# Uniform convergent and Lipschitz functions

Let $$\displaystyle (f_n)$$ be a uniform convergence sequence in $$\displaystyle C^0([a,b], \mathbb {R} )$$. Suppose that each $$\displaystyle f_n$$ is Lipschitz with Lipschitz constant $$\displaystyle L_n$$.

a) If all of $$\displaystyle L_n$$ are the same, prove that $$\displaystyle \lim _{n \rightarrow \infty } f_n$$ is also Lipschitz.

b) If not all of the $$\displaystyle L_n$$ are the same, must the limit be Lipschitz?

My solution:

a) Let $$\displaystyle \lim _{n \rightarrow \infty } f_n = f$$, for all $$\displaystyle x,y \in [a,b]$$, we wish to show that there exist some constant, say $$\displaystyle L$$, we will have $$\displaystyle |f(x)-f(y)|<L|x-y|$$

Since $$\displaystyle f_n$$ uniformly convergence to $$\displaystyle f$$, given $$\displaystyle \epsilon > 0$$, there exist $$\displaystyle N \in \mathbb {N}$$ such that $$\displaystyle |f_n(x)-f(x)|< \epsilon \ \ \ \ \ \forall n \geq N, \forall x \in [a,b]$$

Now, since $$\displaystyle f_n$$ are Lipschitz, we then have $$\displaystyle |f_n(x)-f(x)| \leq L_n|x-y| \ \ \ \ \forall x,y \in [a,b]$$

Now, fix $$\displaystyle n \geq N$$,

Consider $$\displaystyle |f(x)-f(y)|$$

$$\displaystyle = |f(x)-f_n(x)+f_n(x)-f_n(y)+f_n(y)-f(y)|$$

$$\displaystyle \leq |f(x)-f_n(x)|+|f_n(x)-f_n(y)|+|f_n(y)-f(y)|$$

$$\displaystyle \leq \epsilon + L_n|x-y|+ \epsilon \leq L_n|x-y|$$

Therefore $$\displaystyle f$$ is Lipschitz.

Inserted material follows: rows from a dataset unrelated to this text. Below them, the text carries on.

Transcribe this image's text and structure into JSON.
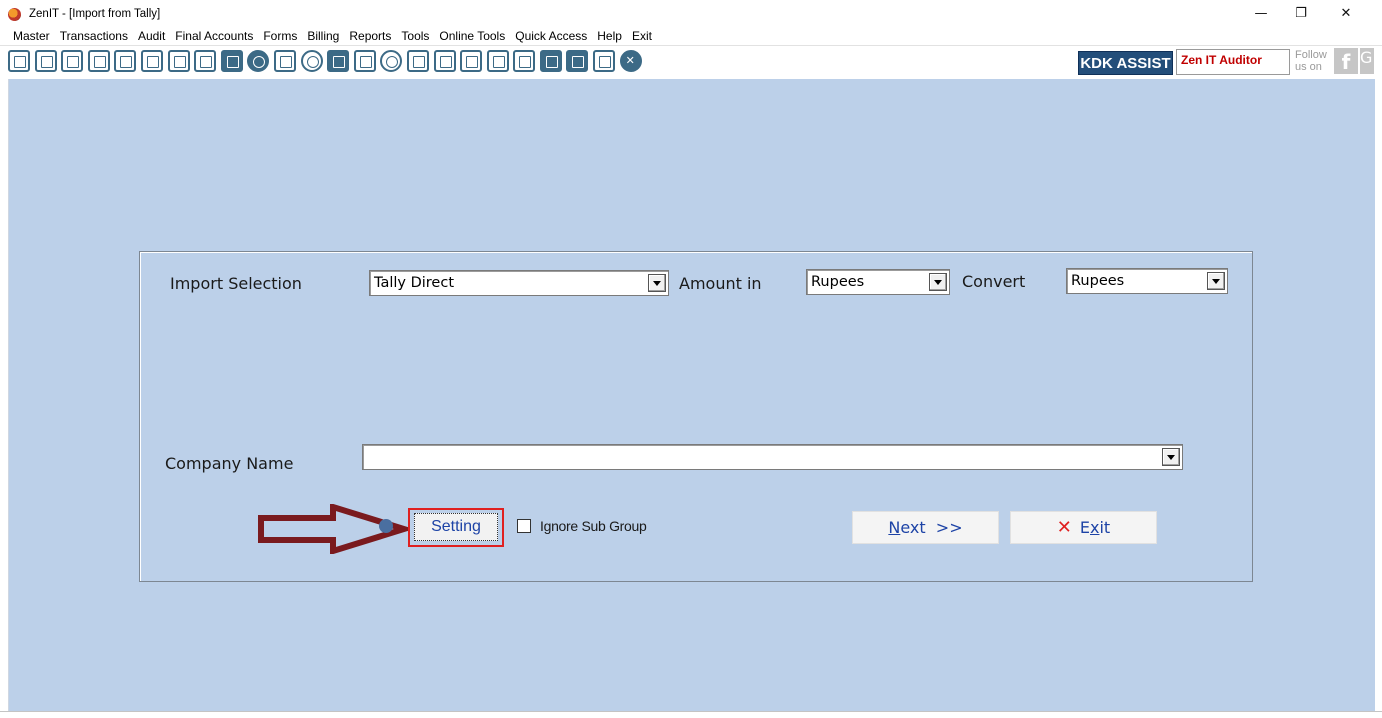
{
  "window": {
    "title": "ZenIT - [Import from Tally]",
    "minimize_glyph": "—",
    "restore_glyph": "❐",
    "close_glyph": "✕"
  },
  "menu": [
    "Master",
    "Transactions",
    "Audit",
    "Final Accounts",
    "Forms",
    "Billing",
    "Reports",
    "Tools",
    "Online Tools",
    "Quick Access",
    "Help",
    "Exit"
  ],
  "toolbar": {
    "icons": [
      "rupee-icon",
      "home-icon",
      "building-icon",
      "bar-chart-icon",
      "gift-icon",
      "users-icon",
      "pen-icon",
      "filter-icon",
      "tax-icon",
      "record-icon",
      "calculator-icon",
      "pie-chart-icon",
      "pay-icon",
      "book-icon",
      "info-icon",
      "report-icon",
      "user-doc-icon",
      "calendar-icon",
      "folder-icon",
      "search-doc-icon",
      "bs-icon",
      "bs-sch-icon",
      "3cd-icon",
      "close-circle-icon"
    ],
    "kdk_label": "KDK ASSIST",
    "zen_auditor_label": "Zen IT Auditor",
    "follow_label": "Follow us on",
    "facebook_glyph": "f",
    "google_glyph": "G",
    "accent_color": "#3c6a86"
  },
  "form": {
    "import_selection_label": "Import Selection",
    "import_selection_value": "Tally Direct",
    "amount_in_label": "Amount in",
    "amount_in_value": "Rupees",
    "convert_label": "Convert",
    "convert_value": "Rupees",
    "company_name_label": "Company Name",
    "company_name_value": "",
    "setting_label": "Setting",
    "ignore_sub_group_label": "Ignore Sub Group",
    "ignore_sub_group_checked": false,
    "next_button": {
      "mnemonic": "N",
      "rest": "ext  >>"
    },
    "exit_button": {
      "icon": "✕",
      "prefix": "E",
      "mnemonic": "x",
      "rest": "it"
    }
  },
  "colors": {
    "background": "#bcd0e9",
    "highlight_box": "#e02020",
    "arrow_annotation": "#7a1a1e",
    "button_text": "#1d43a6"
  }
}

b) Now, suppose that $$\displaystyle L_i \neq L_j$$ for some $$\displaystyle i \neq j$$, we can pick $$\displaystyle L = \min L_n$$, then we will still have $$\displaystyle |f(x)-f(y)|<L|x-y|$$

I'm pretty sure I'm wrong somewhere here, because there is no way this problem can be this easy. Any help please? Thank you!!!

#### girdav

What you did for a) is correct (except the last inequality), and you can denote $$\displaystyle L_n$$ simply by $$\displaystyle L$$.

For b), if it was true, then for all $$\displaystyle f$$, approximate it uniformly by polynomials on $$\displaystyle [a,b]$$. These functions are Lipschitz. This would mean that each continuous function on $$\displaystyle [a,b]$$ is Lipschitz, which is not true, for example take $$\displaystyle f(x)=\sqrt x$$.